Talking shit with MultiCultClassics Minutes…
“Can we all get along?” Apparently, Rodney King can’t get along with his loved ones. He was arrested following a domestic dispute where he allegedly threatened to kill his daughter and girlfriend. He even brandished a pistol, which turned out to be a toy. No word if any of this was caught on videotape.
“It’s true that if you wanted to reduce crime, you could, if that were your sole purpose, you could abort every black baby in this country, and your crime rate would go down,” said William Bennett. Wonder where that quote might appear in The Book of Virtues or Bennett’s other children’s books. Perhaps the curmudgeon needs to review his own inspirational bullshit.
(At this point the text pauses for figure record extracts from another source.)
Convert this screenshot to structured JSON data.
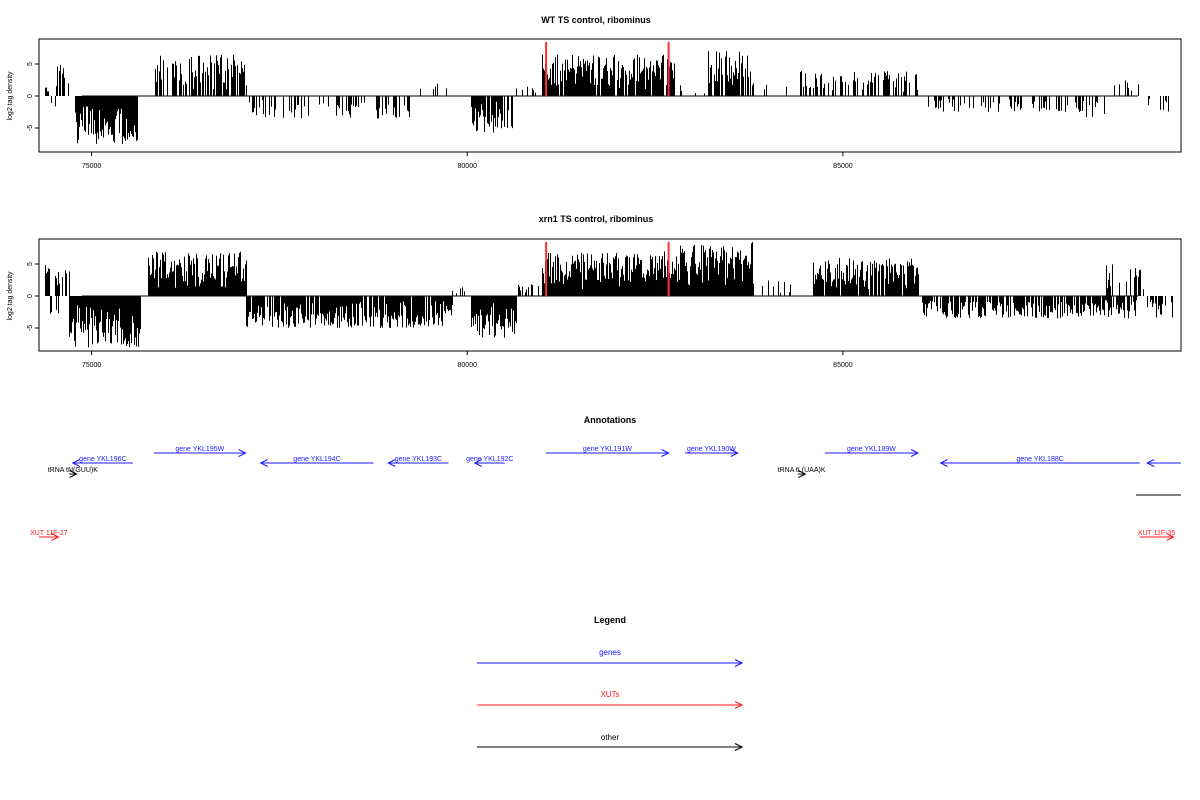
{
  "chart_data": [
    {
      "type": "bar",
      "title": "WT TS control, ribominus",
      "xlabel": "",
      "ylabel": "log2 tag density",
      "xlim": [
        74300,
        89500
      ],
      "ylim": [
        -8.5,
        8.5
      ],
      "x_ticks": [
        75000,
        80000,
        85000
      ],
      "x_tick_labels": [
        "75000",
        "80000",
        "85000"
      ],
      "y_ticks": [
        -5,
        0,
        5
      ],
      "y_tick_labels": [
        "-5",
        "0",
        "5"
      ],
      "grid": false,
      "bar_color": "#000000",
      "marker_color": "#ff3030",
      "markers_x": [
        81050,
        82680
      ],
      "segments": [
        {
          "start": 74360,
          "end": 74440,
          "sign": 1,
          "amp": 1.5,
          "density": 0.4
        },
        {
          "start": 74440,
          "end": 74520,
          "sign": -1,
          "amp": 1.8,
          "density": 0.3
        },
        {
          "start": 74520,
          "end": 74680,
          "sign": 1,
          "amp": 5.5,
          "density": 0.5
        },
        {
          "start": 74780,
          "end": 75600,
          "sign": -1,
          "amp": 7.5,
          "density": 1.0
        },
        {
          "start": 75800,
          "end": 77050,
          "sign": 1,
          "amp": 6.5,
          "density": 0.7
        },
        {
          "start": 77100,
          "end": 79300,
          "sign": -1,
          "amp": 3.5,
          "density": 0.35
        },
        {
          "start": 79300,
          "end": 79800,
          "sign": 1,
          "amp": 2.0,
          "density": 0.15
        },
        {
          "start": 80050,
          "end": 80600,
          "sign": -1,
          "amp": 6.0,
          "density": 0.9
        },
        {
          "start": 80650,
          "end": 80900,
          "sign": 1,
          "amp": 1.5,
          "density": 0.2
        },
        {
          "start": 81000,
          "end": 82750,
          "sign": 1,
          "amp": 6.5,
          "density": 0.9
        },
        {
          "start": 82800,
          "end": 83200,
          "sign": 1,
          "amp": 2.0,
          "density": 0.2
        },
        {
          "start": 83200,
          "end": 83800,
          "sign": 1,
          "amp": 7.0,
          "density": 0.8
        },
        {
          "start": 83850,
          "end": 84300,
          "sign": 1,
          "amp": 2.0,
          "density": 0.15
        },
        {
          "start": 84400,
          "end": 86000,
          "sign": 1,
          "amp": 4.0,
          "density": 0.45
        },
        {
          "start": 86100,
          "end": 88200,
          "sign": -1,
          "amp": 2.5,
          "density": 0.35
        },
        {
          "start": 88200,
          "end": 88500,
          "sign": -1,
          "amp": 4.0,
          "density": 0.3
        },
        {
          "start": 88600,
          "end": 88950,
          "sign": 1,
          "amp": 2.5,
          "density": 0.2
        },
        {
          "start": 89050,
          "end": 89400,
          "sign": -1,
          "amp": 2.5,
          "density": 0.3
        }
      ]
    },
    {
      "type": "bar",
      "title": "xrn1 TS control, ribominus",
      "xlabel": "",
      "ylabel": "log2 tag density",
      "xlim": [
        74300,
        89500
      ],
      "ylim": [
        -8.5,
        8.5
      ],
      "x_ticks": [
        75000,
        80000,
        85000
      ],
      "x_tick_labels": [
        "75000",
        "80000",
        "85000"
      ],
      "y_ticks": [
        -5,
        0,
        5
      ],
      "y_tick_labels": [
        "-5",
        "0",
        "5"
      ],
      "grid": false,
      "bar_color": "#000000",
      "marker_color": "#ff3030",
      "markers_x": [
        81050,
        82680
      ],
      "segments": [
        {
          "start": 74360,
          "end": 74700,
          "sign": 1,
          "amp": 5.0,
          "density": 0.6
        },
        {
          "start": 74400,
          "end": 74550,
          "sign": -1,
          "amp": 3.0,
          "density": 0.4
        },
        {
          "start": 74700,
          "end": 75650,
          "sign": -1,
          "amp": 8.0,
          "density": 1.0
        },
        {
          "start": 75750,
          "end": 77050,
          "sign": 1,
          "amp": 7.0,
          "density": 1.0
        },
        {
          "start": 77050,
          "end": 79800,
          "sign": -1,
          "amp": 5.0,
          "density": 0.85
        },
        {
          "start": 79800,
          "end": 80000,
          "sign": 1,
          "amp": 1.5,
          "density": 0.3
        },
        {
          "start": 80050,
          "end": 80650,
          "sign": -1,
          "amp": 6.5,
          "density": 1.0
        },
        {
          "start": 80650,
          "end": 80950,
          "sign": 1,
          "amp": 2.0,
          "density": 0.5
        },
        {
          "start": 81000,
          "end": 82750,
          "sign": 1,
          "amp": 7.0,
          "density": 1.0
        },
        {
          "start": 82750,
          "end": 83800,
          "sign": 1,
          "amp": 8.5,
          "density": 1.0
        },
        {
          "start": 83850,
          "end": 84300,
          "sign": 1,
          "amp": 2.5,
          "density": 0.3
        },
        {
          "start": 84600,
          "end": 86000,
          "sign": 1,
          "amp": 6.0,
          "density": 0.9
        },
        {
          "start": 86050,
          "end": 88900,
          "sign": -1,
          "amp": 3.5,
          "density": 0.75
        },
        {
          "start": 88500,
          "end": 89000,
          "sign": 1,
          "amp": 5.0,
          "density": 0.45
        },
        {
          "start": 89050,
          "end": 89400,
          "sign": -1,
          "amp": 3.5,
          "density": 0.6
        }
      ]
    }
  ],
  "annotations": {
    "title": "Annotations",
    "colors": {
      "gene": "#1a1aff",
      "xut": "#ff1a1a",
      "other": "#000000"
    },
    "features": [
      {
        "label": "tRNA tN(GUU)K",
        "kind": "other",
        "start": 74700,
        "end": 74800,
        "strand": "+",
        "row": 3
      },
      {
        "label": "gene YKL196C",
        "kind": "gene",
        "start": 74750,
        "end": 75550,
        "strand": "-",
        "row": 2
      },
      {
        "label": "gene YKL195W",
        "kind": "gene",
        "start": 75830,
        "end": 77050,
        "strand": "+",
        "row": 1
      },
      {
        "label": "gene YKL194C",
        "kind": "gene",
        "start": 77250,
        "end": 78750,
        "strand": "-",
        "row": 2
      },
      {
        "label": "gene YKL193C",
        "kind": "gene",
        "start": 78950,
        "end": 79750,
        "strand": "-",
        "row": 2
      },
      {
        "label": "gene YKL192C",
        "kind": "gene",
        "start": 80100,
        "end": 80500,
        "strand": "-",
        "row": 2
      },
      {
        "label": "gene YKL191W",
        "kind": "gene",
        "start": 81050,
        "end": 82680,
        "strand": "+",
        "row": 1
      },
      {
        "label": "gene YKL190W",
        "kind": "gene",
        "start": 82900,
        "end": 83600,
        "strand": "+",
        "row": 1
      },
      {
        "label": "tRNA tL(UAA)K",
        "kind": "other",
        "start": 84400,
        "end": 84500,
        "strand": "+",
        "row": 3
      },
      {
        "label": "gene YKL189W",
        "kind": "gene",
        "start": 84760,
        "end": 86000,
        "strand": "+",
        "row": 1
      },
      {
        "label": "gene YKL188C",
        "kind": "gene",
        "start": 86300,
        "end": 88950,
        "strand": "-",
        "row": 2
      },
      {
        "label": "",
        "kind": "gene",
        "start": 89050,
        "end": 89500,
        "strand": "-",
        "row": 2
      },
      {
        "label": "",
        "kind": "other",
        "start": 88900,
        "end": 89500,
        "strand": "none",
        "row": 4
      },
      {
        "label": "XUT 11F-27",
        "kind": "xut",
        "start": 74300,
        "end": 74560,
        "strand": "+",
        "row": 5
      },
      {
        "label": "XUT 11F-35",
        "kind": "xut",
        "start": 88950,
        "end": 89400,
        "strand": "+",
        "row": 5
      }
    ]
  },
  "legend": {
    "title": "Legend",
    "items": [
      {
        "label": "genes",
        "color": "#1a1aff"
      },
      {
        "label": "XUTs",
        "color": "#ff1a1a"
      },
      {
        "label": "other",
        "color": "#000000"
      }
    ]
  }
}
“Combined with a good economy and continued negative news from the Middle East, that means recruiting in fiscal year 2006 will be challenging,” said an Army official in response to 2005 being the worst recruiting year since about 1979. So why did the Army choose to extend its relationship with Leo Burnett again? If Burnett hopes to reverse the numbers, the company’s staffers may be forced to enlist themselves. Given the rumored low morale at the agency, combat duty in Iraq might seem like a preferable alternative.
“Tool usage in wild apes provides us with valuable insights into the evolution of our own species and the abilities of other species. Seeing it for the first time in gorillas is important on many different levels,” states a report detailing the discovery of gorillas working with tools in the wild. Perhaps the Army should consider gorillas as a new target for recruitment efforts. Or Sears could boost its sagging Craftsman sales.